AWS S3: Connect via IAM access keys or IAM role assumption. OpenAnalyst can query Parquet, CSV, and JSON files directly, or integrate with AWS Athena for SQL-based querying over S3.
Google Cloud Storage: Authenticate with a service account. Supports Parquet, CSV, Avro, and ORC file formats.
Azure Blob Storage: Connect with a connection string or SAS token. Support for Delta Lake tables is available on Pro and above plans.

SaaS and Productivity Platforms

OpenAnalyst integrates directly with popular business tools to bring operational data into your analytics workflows without exporting to a database first.

Google Sheets: Authenticate via Google OAuth. OpenAnalyst can read any sheet in your Google Drive that you have granted access to. Data refreshes on query or on a configurable schedule.
Airtable: Connect with your Airtable API key or OAuth token. All bases and tables in your workspace are discoverable. Supports linked records and formula field expansion.
Notion: Use the Notion integration token to read database pages. OpenAnalyst maps Notion database properties to a tabular schema for querying.
Salesforce: Connect via OAuth 2.0. Supports standard and custom objects. OpenAnalyst uses the SOQL query interface internally.
HubSpot: Connect via private app tokens. Access CRM data including contacts, deals, companies, and custom pipelines.

APIs and Custom Sources

For data sources that do not have a native connector, OpenAnalyst provides a generic API connector that can fetch and parse JSON or CSV responses from any HTTP endpoint.
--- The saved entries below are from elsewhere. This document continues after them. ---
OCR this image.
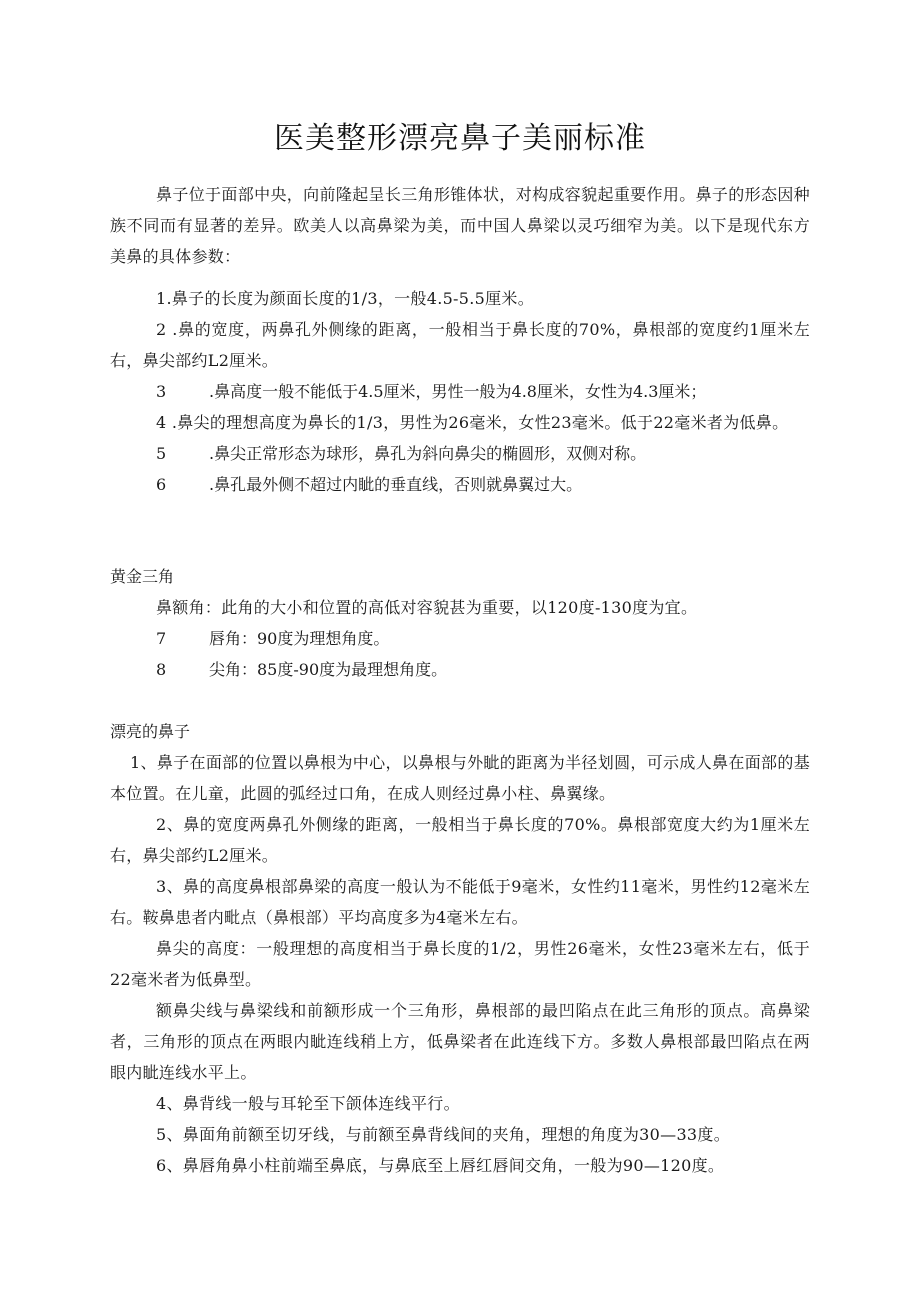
医美整形漂亮鼻子美丽标准

鼻子位于面部中央，向前隆起呈长三角形锥体状，对构成容貌起重要作用。鼻子的形态因种族不同而有显著的差异。欧美人以高鼻梁为美，而中国人鼻梁以灵巧细窄为美。以下是现代东方美鼻的具体参数：

1.鼻子的长度为颜面长度的1/3，一般4.5-5.5厘米。

2 .鼻的宽度，两鼻孔外侧缘的距离，一般相当于鼻长度的70%，鼻根部的宽度约1厘米左右，鼻尖部约L2厘米。

3	.鼻高度一般不能低于4.5厘米，男性一般为4.8厘米，女性为4.3厘米；

4 .鼻尖的理想高度为鼻长的1/3，男性为26毫米，女性23毫米。低于22毫米者为低鼻。

5	.鼻尖正常形态为球形，鼻孔为斜向鼻尖的椭圆形，双侧对称。
6	.鼻孔最外侧不超过内眦的垂直线，否则就鼻翼过大。

黄金三角

鼻额角：此角的大小和位置的高低对容貌甚为重要，以120度-130度为宜。

7	唇角：90度为理想角度。
8	尖角：85度-90度为最理想角度。

漂亮的鼻子

1、鼻子在面部的位置以鼻根为中心，以鼻根与外眦的距离为半径划圆，可示成人鼻在面部的基本位置。在儿童，此圆的弧经过口角，在成人则经过鼻小柱、鼻翼缘。

2、鼻的宽度两鼻孔外侧缘的距离，一般相当于鼻长度的70%。鼻根部宽度大约为1厘米左右，鼻尖部约L2厘米。

3、鼻的高度鼻根部鼻梁的高度一般认为不能低于9毫米，女性约11毫米，男性约12毫米左右。鞍鼻患者内毗点（鼻根部）平均高度多为4毫米左右。

鼻尖的高度：一般理想的高度相当于鼻长度的1/2，男性26毫米，女性23毫米左右，低于22毫米者为低鼻型。

额鼻尖线与鼻梁线和前额形成一个三角形，鼻根部的最凹陷点在此三角形的顶点。高鼻梁者，三角形的顶点在两眼内眦连线稍上方，低鼻梁者在此连线下方。多数人鼻根部最凹陷点在两眼内眦连线水平上。

4、鼻背线一般与耳轮至下颌体连线平行。

5、鼻面角前额至切牙线，与前额至鼻背线间的夹角，理想的角度为30—33度。

6、鼻唇角鼻小柱前端至鼻底，与鼻底至上唇红唇间交角，一般为90—120度。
REST APIs: Configure the base URL, authentication method (API key header, Bearer token, Basic auth, OAuth 2.0), and pagination strategy (cursor, offset, link header).
GraphQL: Provide the GraphQL endpoint and your query. OpenAnalyst maps the response structure to a tabular format.
Webhooks: Use OpenAnalyst as a webhook receiver. Incoming payloads are stored in a managed buffer table that you can query like any other source.

File Uploads

For one-off analysis or importing historical data, OpenAnalyst accepts direct file uploads:

CSV: Up to 500 MB per file. Delimiter and encoding are auto-detected. Custom delimiters can be specified manually.
Excel (.xlsx, .xls): All sheets within the workbook are imported as separate tables. Formula values are captured at upload time.
JSON: Both flat and nested JSON structures are supported. Nested objects are flattened using dot notation (e.g., address.city).
Parquet: Compressed columnar format. Ideal for large datasets where CSV would be impractical.

Tip: For regularly updated file-based data, consider using the Google Sheets or Airtable connectors instead of repeated file uploads. They automatically reflect the latest data without manual re-upload.